Variability Isn't the Problem
I was helping someone recently who had an issue where their Largest Contentful Paint oscillated between very different results. Most of the time, it was ~6 seconds, but every once in a while (maybe 2 out of 9 tests or so), it would be 11 seconds or more.
Their initial reaction was to get frustrated at the measurement process and tool in question—why was it messing up so frequently?
But in reality, when we looked closer, what we found was that they were doing some server pre-rendering and then reloading a bunch of content using client-side JavaScript.
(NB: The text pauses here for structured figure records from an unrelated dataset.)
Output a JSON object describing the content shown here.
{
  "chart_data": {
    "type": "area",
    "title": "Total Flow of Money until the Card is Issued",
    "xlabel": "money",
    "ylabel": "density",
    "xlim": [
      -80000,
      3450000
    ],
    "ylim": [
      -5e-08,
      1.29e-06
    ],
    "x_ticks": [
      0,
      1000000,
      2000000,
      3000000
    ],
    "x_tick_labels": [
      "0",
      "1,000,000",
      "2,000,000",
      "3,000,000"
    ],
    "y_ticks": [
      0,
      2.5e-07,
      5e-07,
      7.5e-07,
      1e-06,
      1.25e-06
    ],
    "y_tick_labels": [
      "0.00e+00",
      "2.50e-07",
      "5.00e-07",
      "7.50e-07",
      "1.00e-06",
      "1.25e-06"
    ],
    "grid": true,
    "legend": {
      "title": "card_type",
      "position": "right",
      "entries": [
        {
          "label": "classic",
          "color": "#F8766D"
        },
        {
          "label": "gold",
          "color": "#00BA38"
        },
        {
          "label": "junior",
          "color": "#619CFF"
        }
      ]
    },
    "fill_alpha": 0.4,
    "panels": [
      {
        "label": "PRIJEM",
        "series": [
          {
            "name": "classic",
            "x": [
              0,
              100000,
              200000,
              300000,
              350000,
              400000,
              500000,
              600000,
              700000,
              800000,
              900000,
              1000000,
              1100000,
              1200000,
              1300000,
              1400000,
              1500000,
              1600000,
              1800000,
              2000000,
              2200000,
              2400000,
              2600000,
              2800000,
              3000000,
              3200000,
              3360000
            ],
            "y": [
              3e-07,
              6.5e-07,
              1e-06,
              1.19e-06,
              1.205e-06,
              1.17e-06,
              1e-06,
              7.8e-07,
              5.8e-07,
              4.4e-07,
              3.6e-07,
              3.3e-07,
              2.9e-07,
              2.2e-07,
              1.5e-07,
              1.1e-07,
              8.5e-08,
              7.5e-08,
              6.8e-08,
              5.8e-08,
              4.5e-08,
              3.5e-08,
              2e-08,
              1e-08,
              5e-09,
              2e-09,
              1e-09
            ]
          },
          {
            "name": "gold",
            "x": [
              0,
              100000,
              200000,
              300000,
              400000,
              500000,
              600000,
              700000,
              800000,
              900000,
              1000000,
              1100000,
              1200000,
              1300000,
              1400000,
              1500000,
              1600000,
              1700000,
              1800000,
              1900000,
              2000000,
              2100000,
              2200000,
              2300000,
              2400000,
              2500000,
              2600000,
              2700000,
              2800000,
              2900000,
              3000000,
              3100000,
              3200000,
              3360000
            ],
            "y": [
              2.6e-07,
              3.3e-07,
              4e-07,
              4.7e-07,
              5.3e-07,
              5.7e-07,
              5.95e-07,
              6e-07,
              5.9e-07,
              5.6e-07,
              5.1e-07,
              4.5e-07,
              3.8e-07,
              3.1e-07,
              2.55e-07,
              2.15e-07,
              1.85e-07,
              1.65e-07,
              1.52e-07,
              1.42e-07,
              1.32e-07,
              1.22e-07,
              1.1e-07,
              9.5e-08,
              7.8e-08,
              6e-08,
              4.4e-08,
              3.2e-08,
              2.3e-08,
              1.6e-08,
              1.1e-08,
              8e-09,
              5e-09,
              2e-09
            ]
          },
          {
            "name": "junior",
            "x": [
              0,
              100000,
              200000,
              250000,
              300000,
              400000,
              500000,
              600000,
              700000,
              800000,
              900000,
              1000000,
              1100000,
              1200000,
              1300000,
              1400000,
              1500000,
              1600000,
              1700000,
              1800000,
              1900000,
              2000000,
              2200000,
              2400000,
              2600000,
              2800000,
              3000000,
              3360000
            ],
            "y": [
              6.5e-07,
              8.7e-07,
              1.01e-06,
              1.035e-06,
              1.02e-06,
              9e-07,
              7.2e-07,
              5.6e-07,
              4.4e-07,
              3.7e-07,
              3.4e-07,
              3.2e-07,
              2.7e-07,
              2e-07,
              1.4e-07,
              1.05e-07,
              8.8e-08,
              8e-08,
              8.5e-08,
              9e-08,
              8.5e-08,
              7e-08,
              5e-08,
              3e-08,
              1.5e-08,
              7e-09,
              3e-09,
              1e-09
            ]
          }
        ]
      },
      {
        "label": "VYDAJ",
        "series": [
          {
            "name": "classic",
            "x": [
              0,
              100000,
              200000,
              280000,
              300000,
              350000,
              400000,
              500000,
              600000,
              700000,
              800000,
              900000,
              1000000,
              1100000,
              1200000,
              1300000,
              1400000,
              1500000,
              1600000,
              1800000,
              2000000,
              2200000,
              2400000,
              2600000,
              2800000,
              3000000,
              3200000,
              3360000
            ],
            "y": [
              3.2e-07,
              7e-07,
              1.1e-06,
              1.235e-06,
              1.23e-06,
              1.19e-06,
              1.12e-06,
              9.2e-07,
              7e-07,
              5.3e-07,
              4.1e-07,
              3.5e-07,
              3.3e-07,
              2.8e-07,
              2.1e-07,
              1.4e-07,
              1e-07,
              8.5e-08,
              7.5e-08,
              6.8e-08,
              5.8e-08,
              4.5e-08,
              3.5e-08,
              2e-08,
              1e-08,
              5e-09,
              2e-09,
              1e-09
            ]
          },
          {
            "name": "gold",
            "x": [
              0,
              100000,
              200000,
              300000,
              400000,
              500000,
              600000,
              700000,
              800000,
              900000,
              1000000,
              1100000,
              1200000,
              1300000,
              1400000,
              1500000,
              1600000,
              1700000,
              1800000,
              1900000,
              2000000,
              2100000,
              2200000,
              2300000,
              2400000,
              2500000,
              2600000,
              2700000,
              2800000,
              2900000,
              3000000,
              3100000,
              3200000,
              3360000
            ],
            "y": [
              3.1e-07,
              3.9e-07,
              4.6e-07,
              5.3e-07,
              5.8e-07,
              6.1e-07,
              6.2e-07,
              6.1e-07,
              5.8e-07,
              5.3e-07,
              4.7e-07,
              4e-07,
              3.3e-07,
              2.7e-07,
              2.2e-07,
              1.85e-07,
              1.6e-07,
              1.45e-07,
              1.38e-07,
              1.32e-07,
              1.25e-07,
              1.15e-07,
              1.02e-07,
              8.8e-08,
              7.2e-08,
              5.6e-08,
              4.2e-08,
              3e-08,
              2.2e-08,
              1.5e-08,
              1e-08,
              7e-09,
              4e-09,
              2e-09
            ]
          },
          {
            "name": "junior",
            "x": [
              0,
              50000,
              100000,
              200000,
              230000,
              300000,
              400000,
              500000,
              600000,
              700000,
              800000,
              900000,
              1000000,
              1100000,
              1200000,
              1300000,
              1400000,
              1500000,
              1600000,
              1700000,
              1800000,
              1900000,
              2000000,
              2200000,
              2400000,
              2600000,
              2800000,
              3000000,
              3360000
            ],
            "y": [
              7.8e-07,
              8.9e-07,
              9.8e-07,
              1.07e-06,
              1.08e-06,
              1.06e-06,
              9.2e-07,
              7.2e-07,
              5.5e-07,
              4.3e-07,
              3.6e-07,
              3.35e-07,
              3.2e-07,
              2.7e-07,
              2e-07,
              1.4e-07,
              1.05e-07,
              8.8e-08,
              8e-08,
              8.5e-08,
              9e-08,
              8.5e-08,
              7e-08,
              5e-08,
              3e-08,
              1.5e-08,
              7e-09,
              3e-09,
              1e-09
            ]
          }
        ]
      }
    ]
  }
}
Turns out, they had a race condition
If a certain chunk of CSS was applied before a particular JavaScript resource arrived, then for a brief moment, their hero element was larger, causing their Largest Contentful Paint to fire much earlier. When things loaded as they intended, the hero element was a bit smaller and the Largest Contentful Paint didn’t fire until a later image was loaded.
The tests weren’t flawed—they were exposing a very real issue with their website.
Variability in performance data is a frequent industry complaint, and as a result, we see a lot of tools going out of their way to iron out that variability—to ensure “consistent” results. And sometimes, yeah, the tool is at fault.
But just as often, going out of our way to smooth over variability in data is counterproductive. Variability is natural and glossing over it hides very real issues.
Variability itself isn’t the issue. Variability without providing a clear way to explore that variability and understand why it occurs? That’s the real problem.